Hi, this is also some of the issues I am facing when I try to do forward pass with the video support model. Here is my solution for the forward pass issue.

  • Instead of using the original forward pass to extract input embeds, you can copy everything in the generate function except the language_model.generate to correctly extract input embeds for the videos.
  • For the mask such as 'non_padding_mask', 'prompt_mask', I choose to create my own mask by using something like non_padding_mask = labels != self.tokenizer.pad_token_id. You can then remove the correspond code inside the forward pass related to masking. Or you can just create these mask tensors and then pass to the forward function, but I didn't try this because I am not certain about the shape and data type for these mask tensors.

@kcz358, thanks a lot for your help! I did the same as yours with the non_padding_mask but it gives me nan value for the loss. Have you faced this issue? If yes, do you know the reason behind that?

kcz358 commented 10 months ago

@MAGAer13, can you please help? Facing similar issue for other attributes #180 (comment) @kcz358, is it also the case for you?

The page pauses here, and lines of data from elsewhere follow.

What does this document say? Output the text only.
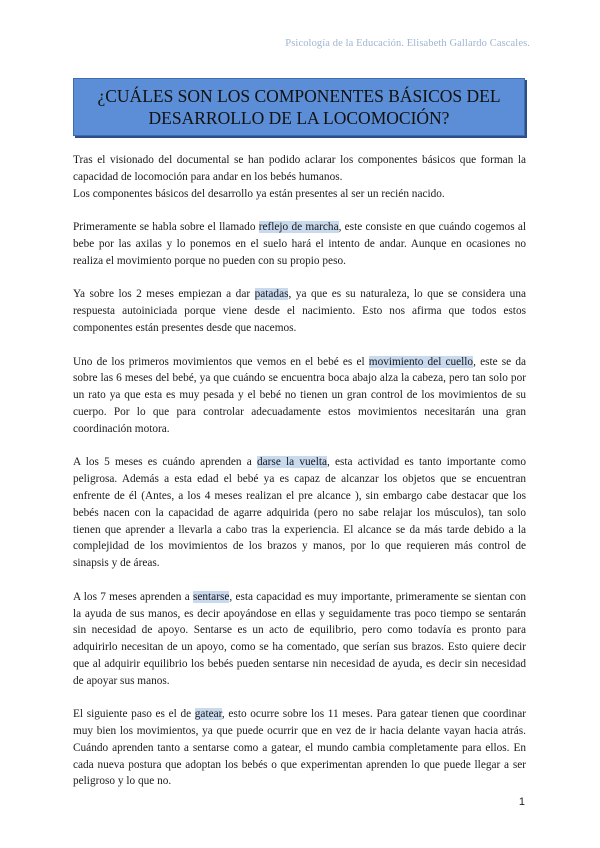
Psicología de la Educación. Elisabeth Gallardo Cascales.
¿CUÁLES SON LOS COMPONENTES BÁSICOS DEL DESARROLLO DE LA LOCOMOCIÓN?

Tras el visionado del documental se han podido aclarar los componentes básicos que forman la capacidad de locomoción para andar en los bebés humanos.

Los componentes básicos del desarrollo ya están presentes al ser un recién nacido.

Primeramente se habla sobre el llamado reflejo de marcha, este consiste en que cuándo cogemos al bebe por las axilas y lo ponemos en el suelo hará el intento de andar. Aunque en ocasiones no realiza el movimiento porque no pueden con su propio peso.

Ya sobre los 2 meses empiezan a dar patadas, ya que es su naturaleza, lo que se considera una respuesta autoiniciada porque viene desde el nacimiento. Esto nos afirma que todos estos componentes están presentes desde que nacemos.

Uno de los primeros movimientos que vemos en el bebé es el movimiento del cuello, este se da sobre las 6 meses del bebé, ya que cuándo se encuentra boca abajo alza la cabeza, pero tan solo por un rato ya que esta es muy pesada y el bebé no tienen un gran control de los movimientos de su cuerpo. Por lo que para controlar adecuadamente estos movimientos necesitarán una gran coordinación motora.

A los 5 meses es cuándo aprenden a darse la vuelta, esta actividad es tanto importante como peligrosa. Además a esta edad el bebé ya es capaz de alcanzar los objetos que se encuentran enfrente de él (Antes, a los 4 meses realizan el pre alcance ), sin embargo cabe destacar que los bebés nacen con la capacidad de agarre adquirida (pero no sabe relajar los músculos), tan solo tienen que aprender a llevarla a cabo tras la experiencia. El alcance se da más tarde debido a la complejidad de los movimientos de los brazos y manos, por lo que requieren más control de sinapsis y de áreas.

A los 7 meses aprenden a sentarse, esta capacidad es muy importante, primeramente se sientan con la ayuda de sus manos, es decir apoyándose en ellas y seguidamente tras poco tiempo se sentarán sin necesidad de apoyo. Sentarse es un acto de equilibrio, pero como todavía es pronto para adquirirlo necesitan de un apoyo, como se ha comentado, que serían sus brazos. Esto quiere decir que al adquirir equilibrio los bebés pueden sentarse nin necesidad de ayuda, es decir sin necesidad de apoyar sus manos.

El siguiente paso es el de gatear, esto ocurre sobre los 11 meses. Para gatear tienen que coordinar muy bien los movimientos, ya que puede ocurrir que en vez de ir hacia delante vayan hacia atrás. Cuándo aprenden tanto a sentarse como a gatear, el mundo cambia completamente para ellos. En cada nueva postura que adoptan los bebés o que experimentan aprenden lo que puede llegar a ser peligroso y lo que no.

1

Hi, this is also some of the issues I am facing when I try to do forward pass with the video support model. Here is my solution for the forward pass issue.

  • Instead of using the original forward pass to extract input embeds, you can copy everything in the generate function except the language_model.generate to correctly extract input embeds for the videos.
  • For the mask such as 'non_padding_mask', 'prompt_mask', I choose to create my own mask by using something like non_padding_mask = labels != self.tokenizer.pad_token_id. You can then remove the correspond code inside the forward pass related to masking. Or you can just create these mask tensors and then pass to the forward function, but I didn't try this because I am not certain about the shape and data type for these mask tensors.

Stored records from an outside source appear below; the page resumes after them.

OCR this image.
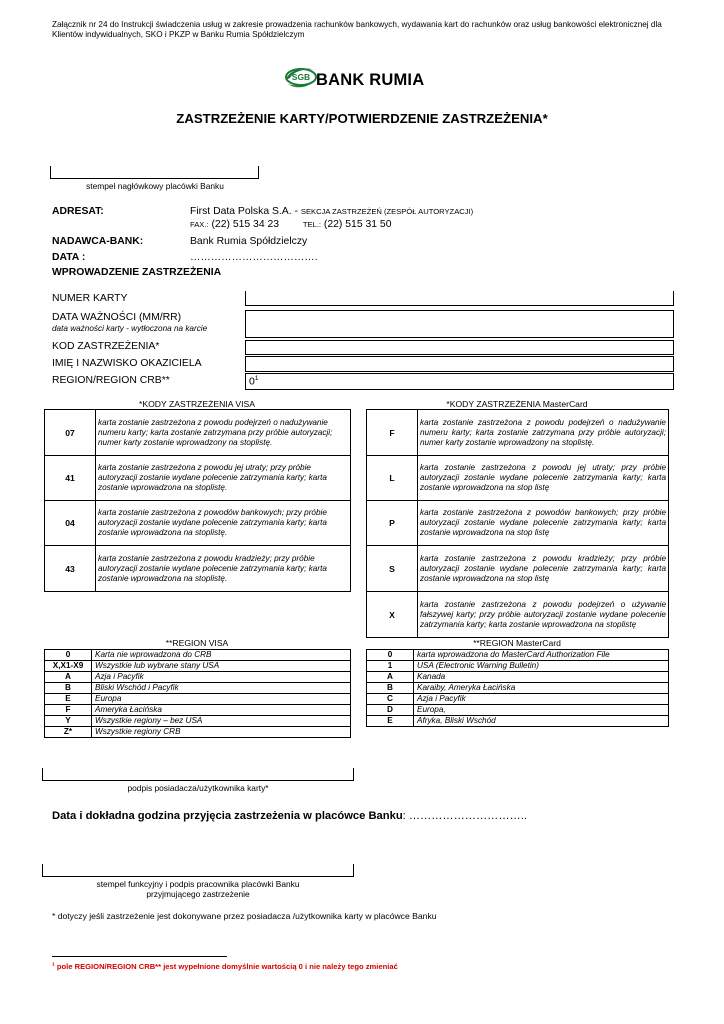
Załącznik nr 24 do Instrukcji świadczenia usług w zakresie prowadzenia rachunków bankowych, wydawania kart do rachunków oraz usług bankowości elektronicznej dla Klientów indywidualnych, SKO i PKZP w Banku Rumia Spółdzielczym
SGB BANK RUMIA
ZASTRZEŻENIE KARTY/POTWIERDZENIE ZASTRZEŻENIA*
stempel nagłówkowy placówki Banku
ADRESAT:	First Data Polska S.A. - SEKCJA ZASTRZEŻEŃ (ZESPÓŁ AUTORYZACJI)
FAX.: (22) 515 34 23	TEL.: (22) 515 31 50
NADAWCA-BANK:	Bank Rumia Spółdzielczy
DATA :	……………………………….
WPROWADZENIE ZASTRZEŻENIA
NUMER KARTY
DATA WAŻNOŚCI (MM/RR)
data ważności karty - wytłoczona na karcie
KOD ZASTRZEŻENIA*
IMIĘ I NAZWISKO OKAZICIELA
REGION/REGION CRB**	$0^1$
*KODY ZASTRZEŻENIA VISA	*KODY ZASTRZEŻENIA MasterCard
07	karta zostanie zastrzeżona z powodu podejrzeń o nadużywanie numeru karty; karta zostanie zatrzymana przy próbie autoryzacji; numer karty zostanie wprowadzony na stoplistę.
41	karta zostanie zastrzeżona z powodu jej utraty; przy próbie autoryzacji zostanie wydane polecenie zatrzymania karty; karta zostanie wprowadzona na stoplistę.
04	karta zostanie zastrzeżona z powodów bankowych; przy próbie autoryzacji zostanie wydane polecenie zatrzymania karty; karta zostanie wprowadzona na stoplistę.
43	karta zostanie zastrzeżona z powodu kradzieży; przy próbie autoryzacji zostanie wydane polecenie zatrzymania karty; karta zostanie wprowadzona na stoplistę.
F	karta zostanie zastrzeżona z powodu podejrzeń o nadużywanie numeru karty; karta zostanie zatrzymana przy próbie autoryzacji; numer karty zostanie wprowadzony na stoplistę.
L	karta zostanie zastrzeżona z powodu jej utraty; przy próbie autoryzacji zostanie wydane polecenie zatrzymania karty; karta zostanie wprowadzona na stop listę
P	karta zostanie zastrzeżona z powodów bankowych; przy próbie autoryzacji zostanie wydane polecenie zatrzymania karty; karta zostanie wprowadzona na stop listę
S	karta zostanie zastrzeżona z powodu kradzieży; przy próbie autoryzacji zostanie wydane polecenie zatrzymania karty; karta zostanie wprowadzona na stop listę
X	karta zostanie zastrzeżona z powodu podejrzeń o używanie fałszywej karty; przy próbie autoryzacji zostanie wydane polecenie zatrzymania karty; karta zostanie wprowadzona na stoplistę
**REGION VISA	**REGION MasterCard
0	Karta nie wprowadzona do CRB
X,X1-X9	Wszystkie lub wybrane stany USA
A	Azja i Pacyfik
B	Bliski Wschód i Pacyfik
E	Europa
F	Ameryka Łacińska
Y	Wszystkie regiony – bez USA
Z*	Wszystkie regiony CRB
0	karta wprowadzona do MasterCard Authorization File
1	USA (Electronic Warning Bulletin)
A	Kanada
B	Karaiby, Ameryka Łacińska
C	Azja i Pacyfik
D	Europa,
E	Afryka, Bliski Wschód
podpis posiadacza/użytkownika karty*
Data i dokładna godzina przyjęcia zastrzeżenia w placówce Banku: …………………………..
stempel funkcyjny i podpis pracownika placówki Banku
przyjmującego zastrzeżenie
* dotyczy jeśli zastrzeżenie jest dokonywane przez posiadacza /użytkownika karty w placówce Banku
$^1$ pole REGION/REGION CRB** jest wypełnione domyślnie wartością 0 i nie należy tego zmieniać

@kcz358, thanks a lot for your help! I did the same as yours with the non_padding_mask but it gives me nan value for the loss. Have you faced this issue? If yes, do you know the reason behind that?

@shaswati1 , I did not encounter this issue when I do forward pass so I am not sure. I use the loss to test perplexity so I do not perform training. If you encountering this issue when you do fine-tuning, you may want to check your dataset labels.